Gosto de imaginar que ilhas significam-se ― fazem-se dizer por signos ― mediante barcos que se aventuram nas águas que as separam, mas também as unem: as águas podem ser oceânicas ou simples veredas, salgadas ou doces, profundas, turbulentas e mais difíceis de navegar, ou arroios cristalinos que escorrem transparentes entre pedras e vegetação de grande frescor. Os barcos, as palavras. E tudo o mais que diz respeito à palavra afeto, no sentido de afetar, atravessar. Escrever e ler são pontas de ilhas que se fazem significar ― os trajetos dependem dos barcos, das ilhas, das águas que as separam. Este blog não pretende nada, exceto lançar barcos que eventualmente alcancem outras ilhas. Barquinhos de papel.

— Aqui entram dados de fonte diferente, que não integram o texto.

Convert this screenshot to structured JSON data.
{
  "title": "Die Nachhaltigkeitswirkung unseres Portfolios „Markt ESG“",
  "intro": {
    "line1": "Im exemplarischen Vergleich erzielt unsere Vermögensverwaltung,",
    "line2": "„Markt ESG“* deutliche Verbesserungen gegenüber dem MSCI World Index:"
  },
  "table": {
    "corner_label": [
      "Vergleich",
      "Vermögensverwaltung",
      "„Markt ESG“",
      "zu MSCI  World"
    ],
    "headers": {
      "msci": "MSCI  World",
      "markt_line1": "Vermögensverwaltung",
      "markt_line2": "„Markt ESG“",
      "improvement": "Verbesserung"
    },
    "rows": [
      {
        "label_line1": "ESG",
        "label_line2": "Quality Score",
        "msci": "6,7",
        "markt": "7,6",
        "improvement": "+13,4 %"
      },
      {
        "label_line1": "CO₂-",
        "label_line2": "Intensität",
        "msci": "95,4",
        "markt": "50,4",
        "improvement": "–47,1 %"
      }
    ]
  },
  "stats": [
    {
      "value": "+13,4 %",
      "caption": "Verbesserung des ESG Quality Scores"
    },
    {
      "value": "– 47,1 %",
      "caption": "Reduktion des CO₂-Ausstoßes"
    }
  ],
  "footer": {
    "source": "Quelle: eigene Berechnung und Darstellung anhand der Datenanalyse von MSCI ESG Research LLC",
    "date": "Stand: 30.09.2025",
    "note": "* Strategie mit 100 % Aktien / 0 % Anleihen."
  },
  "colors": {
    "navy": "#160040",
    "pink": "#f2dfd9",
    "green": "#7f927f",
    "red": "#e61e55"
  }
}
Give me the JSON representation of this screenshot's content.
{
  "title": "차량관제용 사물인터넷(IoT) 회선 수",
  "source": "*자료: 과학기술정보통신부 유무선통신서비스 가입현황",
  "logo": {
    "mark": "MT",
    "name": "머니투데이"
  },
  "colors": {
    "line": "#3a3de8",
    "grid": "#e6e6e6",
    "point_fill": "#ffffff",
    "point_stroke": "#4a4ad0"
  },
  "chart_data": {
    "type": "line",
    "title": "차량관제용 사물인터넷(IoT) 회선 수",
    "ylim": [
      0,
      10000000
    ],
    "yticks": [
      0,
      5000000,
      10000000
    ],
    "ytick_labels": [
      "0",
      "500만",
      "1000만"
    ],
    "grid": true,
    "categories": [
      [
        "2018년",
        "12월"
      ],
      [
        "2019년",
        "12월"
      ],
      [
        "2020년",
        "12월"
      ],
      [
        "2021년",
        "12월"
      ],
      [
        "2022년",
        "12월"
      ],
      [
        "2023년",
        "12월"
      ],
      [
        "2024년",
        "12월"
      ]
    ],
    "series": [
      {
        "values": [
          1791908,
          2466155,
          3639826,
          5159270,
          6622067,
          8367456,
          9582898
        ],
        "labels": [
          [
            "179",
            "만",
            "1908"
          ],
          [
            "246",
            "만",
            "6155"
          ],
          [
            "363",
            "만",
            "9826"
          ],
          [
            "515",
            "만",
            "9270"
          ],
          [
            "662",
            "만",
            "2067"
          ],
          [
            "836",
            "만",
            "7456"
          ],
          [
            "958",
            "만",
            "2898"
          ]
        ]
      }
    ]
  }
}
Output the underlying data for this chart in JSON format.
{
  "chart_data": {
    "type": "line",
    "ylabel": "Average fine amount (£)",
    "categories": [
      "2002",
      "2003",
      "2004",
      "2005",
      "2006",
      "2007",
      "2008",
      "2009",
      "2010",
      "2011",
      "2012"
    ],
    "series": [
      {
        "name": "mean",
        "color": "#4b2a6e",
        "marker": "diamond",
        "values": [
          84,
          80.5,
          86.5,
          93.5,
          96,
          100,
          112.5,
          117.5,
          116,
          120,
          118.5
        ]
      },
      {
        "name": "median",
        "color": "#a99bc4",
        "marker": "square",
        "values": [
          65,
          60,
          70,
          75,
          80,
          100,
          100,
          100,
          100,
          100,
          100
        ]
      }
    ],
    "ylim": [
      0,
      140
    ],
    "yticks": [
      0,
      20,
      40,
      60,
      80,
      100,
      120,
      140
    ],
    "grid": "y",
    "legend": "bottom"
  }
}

terça-feira, 28 de fevereiro de 2012

Vilém Flusser (em tradução de Dora Ferreira da Silva)

ORAÇÃO CORAÇÃO AÇÃO

Palavras-abelha, provo do vosso mel.
Em letras de ouro e terra
digo escrevo
oração
coração
ação.
A palavra parte (sem destino?)
levando pólen que emprestou-lhe a flor.
Voa com asas de oração; e outra, mais outra, enxames.
Operação tão limpa e delicada
abrindo celas oclusivas ―
alvéolos de transformação.
Que movimento é esse, que voo tão parado,
que decisiva ação?
Já não sou eu quem diz nem ouve e escreve
nem nossa é a dança alada
subindo o teto da manhã:
no alto vértice
o único a colhe
e dá sentido à ação.

Dora Ferreira da Silva. Poesia reunida. Rio de Janeiro: Topbooks, 1999, p.318.